A conquista de um prêmio individual coloca o jogador como destaque em uma competição. No entanto, o mérito pode ficar em segundo plano no caso do objetivo principal bater na trave. O ala Gê, que atuou pelo Foz Cataratas nesta temporada, sentiu esta divisão de sentimentos ao liderar a artilharia da Copa Sul, mas acabar perdendo a decisão para o Joaçaba.
“São sempre importantes estas conquistas individuais para qualquer atleta de alto rendimento ser lembrado. Mas infelizmente o título não veio. Com isso, acaba inibindo um pouco o feito. Fiquei muito feliz por um lado e triste pelo vice-campeonato. Trocaria o troféu individual pelo título, sem sombra de dúvidas”, conta Gê, em entrevista ao oGol.
Goleador da competição regional com quatro gols, Gê, até chegou a balançar as redes na final, mas sem evitar a derrota por 5 a 2, em casa. A Copa Sul, disputada em formato de torneio curto, com quatro times, foi sediada em Foz do Iguaçu. A disputa retornou ao calendário do futsal nacional após quatro anos sem a realização.

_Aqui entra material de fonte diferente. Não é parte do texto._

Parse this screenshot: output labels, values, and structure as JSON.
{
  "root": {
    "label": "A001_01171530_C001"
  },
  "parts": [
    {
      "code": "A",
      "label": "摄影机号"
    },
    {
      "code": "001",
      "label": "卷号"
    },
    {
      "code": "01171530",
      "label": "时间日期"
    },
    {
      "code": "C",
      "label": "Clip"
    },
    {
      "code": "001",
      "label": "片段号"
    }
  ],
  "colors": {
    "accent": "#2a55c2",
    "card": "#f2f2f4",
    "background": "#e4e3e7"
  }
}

“As competições regionais são de extrema importância, ainda mais sendo uma disputa que dá a oportunidade de uma vaga para jogar a Supercopa nacional, e caso vença, podendo ainda chegar até a Libertadores”, exalta o jogador.

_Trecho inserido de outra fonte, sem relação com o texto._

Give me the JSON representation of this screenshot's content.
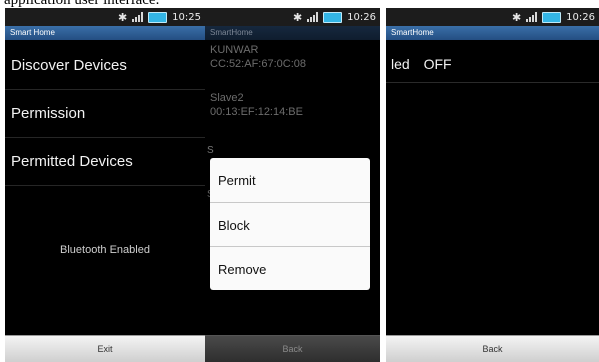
{
  "caption": "application user interface.",
  "screens": [
    {
      "time": "10:25",
      "title": "Smart Home",
      "menu": [
        "Discover Devices",
        "Permission",
        "Permitted Devices"
      ],
      "status": "Bluetooth Enabled",
      "button": "Exit"
    },
    {
      "time": "10:26",
      "title": "SmartHome",
      "devices": [
        {
          "name": "KUNWAR",
          "address": "CC:52:AF:67:0C:08"
        },
        {
          "name": "Slave2",
          "address": "00:13:EF:12:14:BE"
        }
      ],
      "dialog_options": [
        "Permit",
        "Block",
        "Remove"
      ],
      "button": "Back"
    },
    {
      "time": "10:26",
      "title": "SmartHome",
      "device_name": "led",
      "device_state": "OFF",
      "button": "Back"
    }
  ],
  "colors": {
    "titlebar": "#2f5f97",
    "battery": "#33b5e5"
  }
}
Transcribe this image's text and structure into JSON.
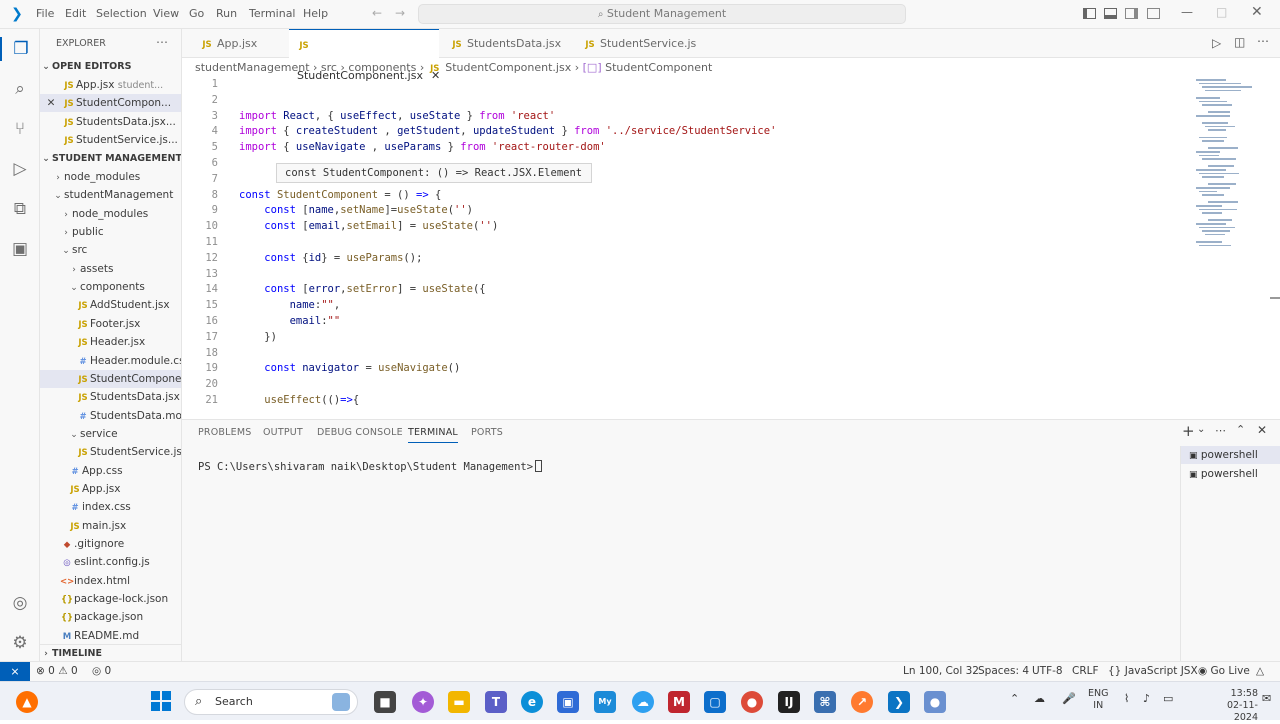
{
  "window": {
    "menus": [
      "File",
      "Edit",
      "Selection",
      "View",
      "Go",
      "Run",
      "Terminal",
      "Help"
    ],
    "command_center": "Student Management"
  },
  "sidebar": {
    "title": "EXPLORER",
    "open_editors": {
      "label": "OPEN EDITORS",
      "items": [
        {
          "name": "App.jsx",
          "hint": "student..."
        },
        {
          "name": "StudentCompon...",
          "hint": ""
        },
        {
          "name": "StudentsData.jsx...",
          "hint": ""
        },
        {
          "name": "StudentService.js...",
          "hint": ""
        }
      ]
    },
    "project": {
      "label": "STUDENT MANAGEMENT",
      "tree": [
        {
          "name": "node_modules",
          "kind": "folder",
          "depth": 1,
          "open": false
        },
        {
          "name": "studentManagement",
          "kind": "folder",
          "depth": 1,
          "open": true
        },
        {
          "name": "node_modules",
          "kind": "folder",
          "depth": 2,
          "open": false
        },
        {
          "name": "public",
          "kind": "folder",
          "depth": 2,
          "open": false
        },
        {
          "name": "src",
          "kind": "folder",
          "depth": 2,
          "open": true
        },
        {
          "name": "assets",
          "kind": "folder",
          "depth": 3,
          "open": false
        },
        {
          "name": "components",
          "kind": "folder",
          "depth": 3,
          "open": true
        },
        {
          "name": "AddStudent.jsx",
          "kind": "js",
          "depth": 4
        },
        {
          "name": "Footer.jsx",
          "kind": "js",
          "depth": 4
        },
        {
          "name": "Header.jsx",
          "kind": "js",
          "depth": 4
        },
        {
          "name": "Header.module.css",
          "kind": "css",
          "depth": 4
        },
        {
          "name": "StudentCompone...",
          "kind": "js",
          "depth": 4,
          "selected": true
        },
        {
          "name": "StudentsData.jsx",
          "kind": "js",
          "depth": 4
        },
        {
          "name": "StudentsData.mo...",
          "kind": "css",
          "depth": 4
        },
        {
          "name": "service",
          "kind": "folder",
          "depth": 3,
          "open": true
        },
        {
          "name": "StudentService.js",
          "kind": "js",
          "depth": 4
        },
        {
          "name": "App.css",
          "kind": "css",
          "depth": 3
        },
        {
          "name": "App.jsx",
          "kind": "js",
          "depth": 3
        },
        {
          "name": "index.css",
          "kind": "css",
          "depth": 3
        },
        {
          "name": "main.jsx",
          "kind": "js",
          "depth": 3
        },
        {
          "name": ".gitignore",
          "kind": "git",
          "depth": 2
        },
        {
          "name": "eslint.config.js",
          "kind": "cfg",
          "depth": 2
        },
        {
          "name": "index.html",
          "kind": "html",
          "depth": 2
        },
        {
          "name": "package-lock.json",
          "kind": "json",
          "depth": 2
        },
        {
          "name": "package.json",
          "kind": "json",
          "depth": 2
        },
        {
          "name": "README.md",
          "kind": "md",
          "depth": 2
        }
      ]
    },
    "timeline": "TIMELINE"
  },
  "tabs": [
    {
      "label": "App.jsx",
      "active": false
    },
    {
      "label": "StudentComponent.jsx",
      "active": true
    },
    {
      "label": "StudentsData.jsx",
      "active": false
    },
    {
      "label": "StudentService.js",
      "active": false
    }
  ],
  "breadcrumbs": [
    "studentManagement",
    "src",
    "components",
    "StudentComponent.jsx",
    "StudentComponent"
  ],
  "code_lines": [
    {
      "n": "1",
      "html": ""
    },
    {
      "n": "2",
      "html": ""
    },
    {
      "n": "3",
      "html": "<span class='kw2'>import</span> <span class='var'>React</span>, { <span class='var'>useEffect</span>, <span class='var'>useState</span> } <span class='kw2'>from</span> <span class='str'>'react'</span>"
    },
    {
      "n": "4",
      "html": "<span class='kw2'>import</span> { <span class='var'>createStudent</span> , <span class='var'>getStudent</span>, <span class='var'>updateStudent</span> } <span class='kw2'>from</span> <span class='str'>'../service/StudentService'</span>"
    },
    {
      "n": "5",
      "html": "<span class='kw2'>import</span> { <span class='var'>useNavigate</span> , <span class='var'>useParams</span> } <span class='kw2'>from</span> <span class='str'>'react-router-dom'</span>"
    },
    {
      "n": "6",
      "html": ""
    },
    {
      "n": "7",
      "html": ""
    },
    {
      "n": "8",
      "html": "<span class='kw'>const</span> <span class='fn'>StudentComponent</span> = () <span class='kw'>=&gt;</span> {"
    },
    {
      "n": "9",
      "html": "    <span class='kw'>const</span> [<span class='var'>name</span>,<span class='fn'>setName</span>]=<span class='fn'>useState</span>(<span class='str'>''</span>)"
    },
    {
      "n": "10",
      "html": "    <span class='kw'>const</span> [<span class='var'>email</span>,<span class='fn'>setEmail</span>] = <span class='fn'>useState</span>(<span class='str'>''</span>)"
    },
    {
      "n": "11",
      "html": ""
    },
    {
      "n": "12",
      "html": "    <span class='kw'>const</span> {<span class='var'>id</span>} = <span class='fn'>useParams</span>();"
    },
    {
      "n": "13",
      "html": ""
    },
    {
      "n": "14",
      "html": "    <span class='kw'>const</span> [<span class='var'>error</span>,<span class='fn'>setError</span>] = <span class='fn'>useState</span>({"
    },
    {
      "n": "15",
      "html": "        <span class='var'>name</span>:<span class='str'>\"\"</span>,"
    },
    {
      "n": "16",
      "html": "        <span class='var'>email</span>:<span class='str'>\"\"</span>"
    },
    {
      "n": "17",
      "html": "    })"
    },
    {
      "n": "18",
      "html": ""
    },
    {
      "n": "19",
      "html": "    <span class='kw'>const</span> <span class='var'>navigator</span> = <span class='fn'>useNavigate</span>()"
    },
    {
      "n": "20",
      "html": ""
    },
    {
      "n": "21",
      "html": "    <span class='fn'>useEffect</span>(()<span class='kw'>=&gt;</span>{"
    }
  ],
  "hover_tooltip": "const StudentComponent: () => React.JSX.Element",
  "panel": {
    "tabs": [
      "PROBLEMS",
      "OUTPUT",
      "DEBUG CONSOLE",
      "TERMINAL",
      "PORTS"
    ],
    "active_tab": "TERMINAL",
    "terminal_prompt": "PS C:\\Users\\shivaram naik\\Desktop\\Student Management>",
    "terminals": [
      "powershell",
      "powershell"
    ]
  },
  "status": {
    "errors": "0",
    "warnings": "0",
    "ports": "0",
    "cursor": "Ln 100, Col 32",
    "spaces": "Spaces: 4",
    "encoding": "UTF-8",
    "eol": "CRLF",
    "language": "JavaScript JSX",
    "golive": "Go Live"
  },
  "taskbar": {
    "search": "Search",
    "lang_top": "ENG",
    "lang_bottom": "IN",
    "time": "13:58",
    "date": "02-11-2024"
  },
  "colors": {
    "accent": "#005fb8"
  }
}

Assim como a Copa Sul, a Liga Nordeste também marcou presença na temporada e movimentou 13 clubes, mais uma vez em uma competição de poucos dias. Porém, as somas das competições estaduais, regionais e nacionais ocasionaram um afunilamento de datas, exigindo que as disputas aconteçam em um curto período.
“As federações deveriam se programar melhor, porque o calendário é muito apertado, diversos jogadores acabam se lesionando no final da temporada por conta do acúmulo de jogos”, destaca Gê, relembrando que o torneio projetava um cronograma de partidas diárias, não permitindo uma recuperação plena dos atletas.
Além da Copa Sul, o Foz Cataratas, defendido por Gê em 2022, disputou ainda o Campeonato Paranaense e a Liga Nacional de Futsal. Somando as três competições, o clube entrou em quadra em 53 jogos na temporada, com um aproveitamento de 21 vitórias, 10 empates e 22 derrotas.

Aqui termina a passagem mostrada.